The TPU is only one of four processor architectures in use in the Sophgo SG2000 and SG2002, the latter of which upgrades the on-board TPU coprocessor to 1 TOPS of INT8 computer. The chips also include two 64-bit T-Head C906 RISC-V cores, one running at 700MHz and dedicated to real-time operating system (RTOS) use and the other running at 1GHz and targeting Linux, a 1GHz Arm Cortex-A53 core, and — of all things, in the 21st century — a microcontroller core that appears to implement Intel's 8051 architecture.
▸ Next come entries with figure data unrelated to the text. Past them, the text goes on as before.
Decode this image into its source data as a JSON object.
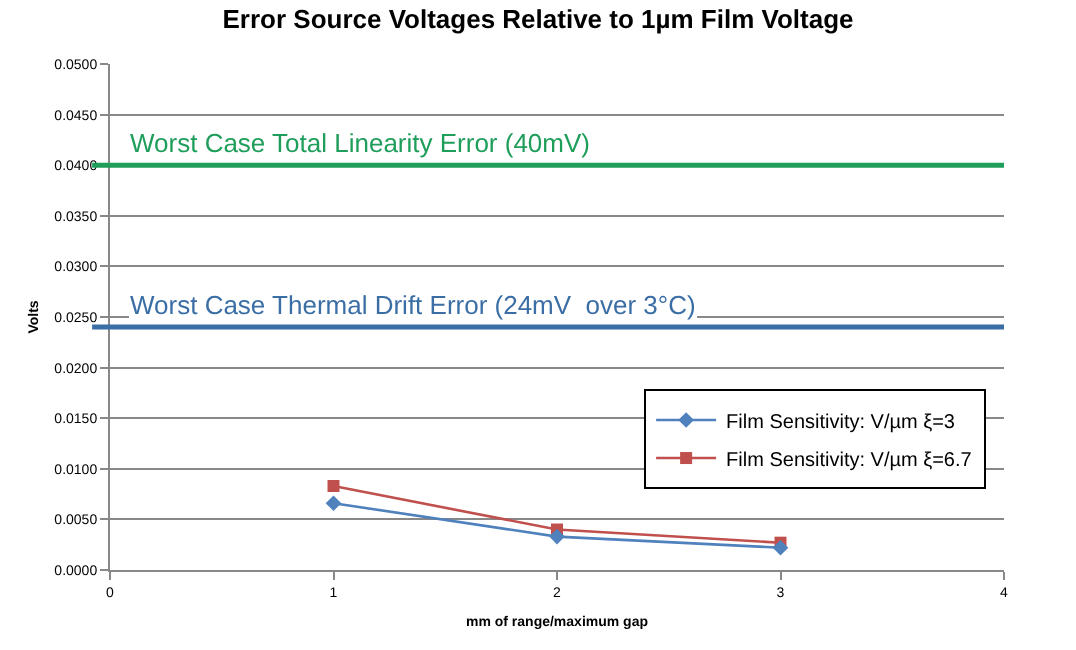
{
  "chart_data": {
    "type": "line",
    "title": "Error Source Voltages Relative to 1µm Film Voltage",
    "xlabel": "mm of range/maximum gap",
    "ylabel": "Volts",
    "x": [
      1,
      2,
      3
    ],
    "series": [
      {
        "name": "Film Sensitivity: V/µm ξ=3",
        "color": "#4f81bd",
        "marker": "diamond",
        "values": [
          0.0066,
          0.0033,
          0.0022
        ]
      },
      {
        "name": "Film Sensitivity: V/µm ξ=6.7",
        "color": "#c0504d",
        "marker": "square",
        "values": [
          0.0083,
          0.004,
          0.0027
        ]
      }
    ],
    "xlim": [
      0,
      4
    ],
    "xticks": [
      0,
      1,
      2,
      3,
      4
    ],
    "ylim": [
      0,
      0.05
    ],
    "yticks": [
      {
        "value": 0,
        "label": "0.0000"
      },
      {
        "value": 0.005,
        "label": "0.0050"
      },
      {
        "value": 0.01,
        "label": "0.0100"
      },
      {
        "value": 0.015,
        "label": "0.0150"
      },
      {
        "value": 0.02,
        "label": "0.0200"
      },
      {
        "value": 0.025,
        "label": "0.0250"
      },
      {
        "value": 0.03,
        "label": "0.0300"
      },
      {
        "value": 0.035,
        "label": "0.0350"
      },
      {
        "value": 0.04,
        "label": "0.0400"
      },
      {
        "value": 0.045,
        "label": "0.0450"
      },
      {
        "value": 0.05,
        "label": "0.0500"
      }
    ],
    "ref_lines": [
      {
        "axis": "y",
        "value": 0.04,
        "label": "Worst Case Total Linearity Error (40mV)",
        "color": "#1e9e5a"
      },
      {
        "axis": "y",
        "value": 0.024,
        "label": "Worst Case Thermal Drift Error (24mV  over 3°C)",
        "color": "#3a6ea5"
      }
    ],
    "grid": "y",
    "legend": "bottom right",
    "line_style": "solid"
  }
}
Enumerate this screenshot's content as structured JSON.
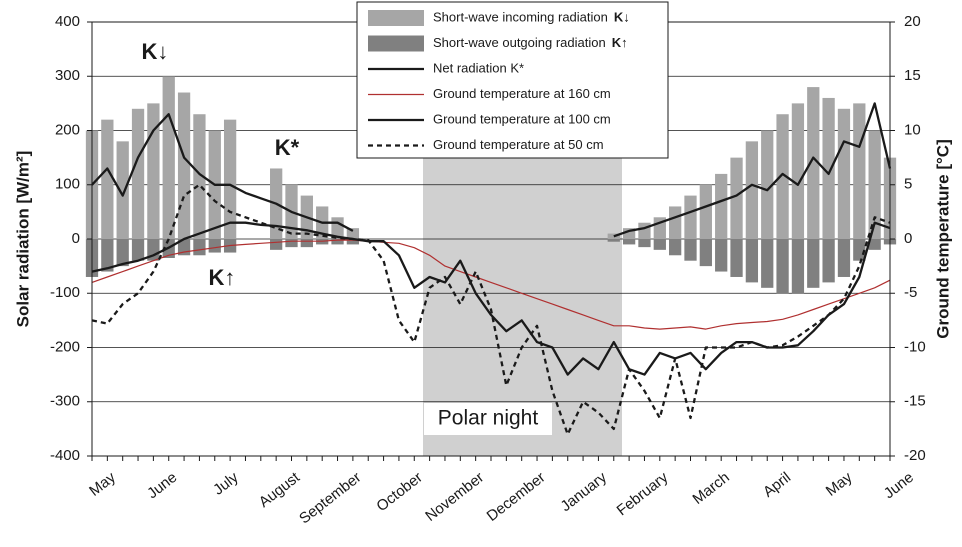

Released back in 1980, the Intel MCS-51 brought the 8051 architecture to market as an affordable eight-bit microcontroller — but original Intel parts have long been discontinued. Nevertheless, that's what Sophgo has chosen for the microcontroller side of the parts — adding 6kB of dedicated static RAM (SRAM) to the core for good measure and allowing the core to clock from 25MHz up to an impressive-by-1980s-standard 300MHz.

Other features of the system-on-chip include an image signal processor good for five megapixels at 30 frames per second, a two-lane MIPI Display Serial Interface (DSI) and one four- or two two-lane MIPI Camera Serial Interfaces (CSIs), a 16-bit audio codec with two I2S and PCM channels and a digital microphone input, a Fast Ethernet PHY, hardware H.264/H.265 codecs, SPI NOR and NAND flash, eMMC 5.0, and two SDIO 3.0 storage buses, USB 2.0, and a range of general-purpose input/output (GPIO) pins including 16 pulse-width modulation (PWM) pins, six analog to digital converter (ADC) pins, six I2C and four SPI buses, and five hardware UART buses.

More information on the chip, including a link to download its Chinese-language data sheet, is available on the Milk-V website; the lower-end SG2000 model was listed for sale at Arace priced at $30 for five chips, but at the time of writing was showing as out of stock.